I am not new to handling difficult situations.
There is no question of any regret because I joined the company with a certain purpose and will make every effort to ensure it becomes a role model for start-ups.
Now both Ashneer and his wife Madhuri are no longer with the company. But she has alleged conspiracy and accused the board of male chauvinism and a biased attitude.
I would not like to respond to any individual.
I can only say that the corporate governance review is being carried out by reputed firms like Shardul Amarchand Mangaldas & Co, assisted by Alvarez and Marsal and PricewaterhouseCoopers.
Do you want to say that these firms will join in any conspiracy, putting their independence and reputation at stake?
What is the future of BharatPe after Ashneer’s exit? He was the man behind everything the company was doing — in terms of products and processes.
Haven’t I already answered this? There is no denying the role of a leader in building an organisation.

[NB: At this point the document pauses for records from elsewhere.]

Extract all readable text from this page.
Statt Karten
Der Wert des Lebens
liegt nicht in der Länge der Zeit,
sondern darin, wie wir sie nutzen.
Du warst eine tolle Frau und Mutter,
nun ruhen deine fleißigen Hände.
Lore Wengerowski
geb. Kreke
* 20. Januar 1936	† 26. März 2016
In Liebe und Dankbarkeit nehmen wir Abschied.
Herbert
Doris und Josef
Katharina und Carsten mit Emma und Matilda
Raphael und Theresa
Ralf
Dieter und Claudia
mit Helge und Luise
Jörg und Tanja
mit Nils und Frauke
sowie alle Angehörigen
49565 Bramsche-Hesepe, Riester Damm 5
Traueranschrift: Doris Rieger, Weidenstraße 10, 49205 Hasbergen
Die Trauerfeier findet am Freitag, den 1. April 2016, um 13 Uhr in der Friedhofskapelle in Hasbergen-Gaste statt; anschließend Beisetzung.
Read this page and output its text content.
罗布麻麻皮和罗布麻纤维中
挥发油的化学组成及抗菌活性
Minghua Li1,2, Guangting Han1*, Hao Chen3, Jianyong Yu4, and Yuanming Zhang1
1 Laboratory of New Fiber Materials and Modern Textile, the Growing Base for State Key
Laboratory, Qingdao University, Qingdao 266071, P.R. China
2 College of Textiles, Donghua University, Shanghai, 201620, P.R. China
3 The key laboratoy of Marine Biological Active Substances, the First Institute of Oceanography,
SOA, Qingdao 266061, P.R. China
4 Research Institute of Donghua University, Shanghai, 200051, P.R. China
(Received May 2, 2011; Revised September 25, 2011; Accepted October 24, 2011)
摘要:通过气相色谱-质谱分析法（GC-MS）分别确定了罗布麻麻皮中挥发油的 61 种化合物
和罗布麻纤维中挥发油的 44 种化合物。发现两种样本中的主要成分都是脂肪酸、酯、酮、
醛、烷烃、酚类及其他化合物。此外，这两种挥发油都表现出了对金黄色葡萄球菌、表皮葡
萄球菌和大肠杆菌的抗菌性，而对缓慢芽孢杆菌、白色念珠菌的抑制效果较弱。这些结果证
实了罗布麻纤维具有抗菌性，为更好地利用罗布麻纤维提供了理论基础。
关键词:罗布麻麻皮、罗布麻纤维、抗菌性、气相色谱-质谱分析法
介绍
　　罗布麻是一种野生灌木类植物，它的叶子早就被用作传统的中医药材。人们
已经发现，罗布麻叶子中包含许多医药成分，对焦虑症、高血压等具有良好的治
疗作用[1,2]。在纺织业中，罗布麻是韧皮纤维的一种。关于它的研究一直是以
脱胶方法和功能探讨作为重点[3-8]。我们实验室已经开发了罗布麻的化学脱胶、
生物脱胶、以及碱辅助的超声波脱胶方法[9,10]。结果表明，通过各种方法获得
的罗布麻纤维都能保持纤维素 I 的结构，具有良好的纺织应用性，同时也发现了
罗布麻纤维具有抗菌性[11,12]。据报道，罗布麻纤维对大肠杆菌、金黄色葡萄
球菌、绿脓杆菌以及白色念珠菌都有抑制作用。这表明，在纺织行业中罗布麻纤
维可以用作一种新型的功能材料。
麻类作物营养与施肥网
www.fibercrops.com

But it’s always teamwork that makes the organisation successful.
We cannot belittle the contribution of other team members.
BharatPe is a technology company. What about the contribution of the information tech team and its leader? This is just one example.
As far as the future of the company is concerned, the board and the management are aligned to the glide path for listing the company in the next 18-24 months.
The company’s transition from an individuals-driven private form to a board-driven listed public one will be carried out in a well-thought-through and well-executed manner.
What’s going to happen to Ashneer’s 9 per cent (or, is it 8.5 per cent) stake? He claims to be the single-largest shareholder in the company. Will existing investors buy him out? If yes, at what price? His resignation letter claims the company’s value is $6 billion. If not, is he free to sell it to whosoever he wants?
This is a matter to be dealt with under the shareholders agreement.
The secondary sale of shares is allowed with the consent of existing investors whenever a fresh round of funding happens.
I am not aware of any plan of existing shareholders to buy out shares from Ashneer.
Is the board united in its agenda? How about investors? I believe they are a divided lot…
Let me repeat, the company is on a growth path with a time frame in mind to get it listed.
The board is completely aligned and committed to ensure a robust governance infrastructure, meeting the desired standards of listed companies well in advance, even if it’s a private limited company and no public money is involved.
The consultants are giving finishing touches to the governance review report after identifying the gaps that existed.
It’s a comprehensive exercise and a blueprint will be ready in about a week.
I don’t know where you have received information about investors being divided. All decisions are taken unanimously by investors and the board.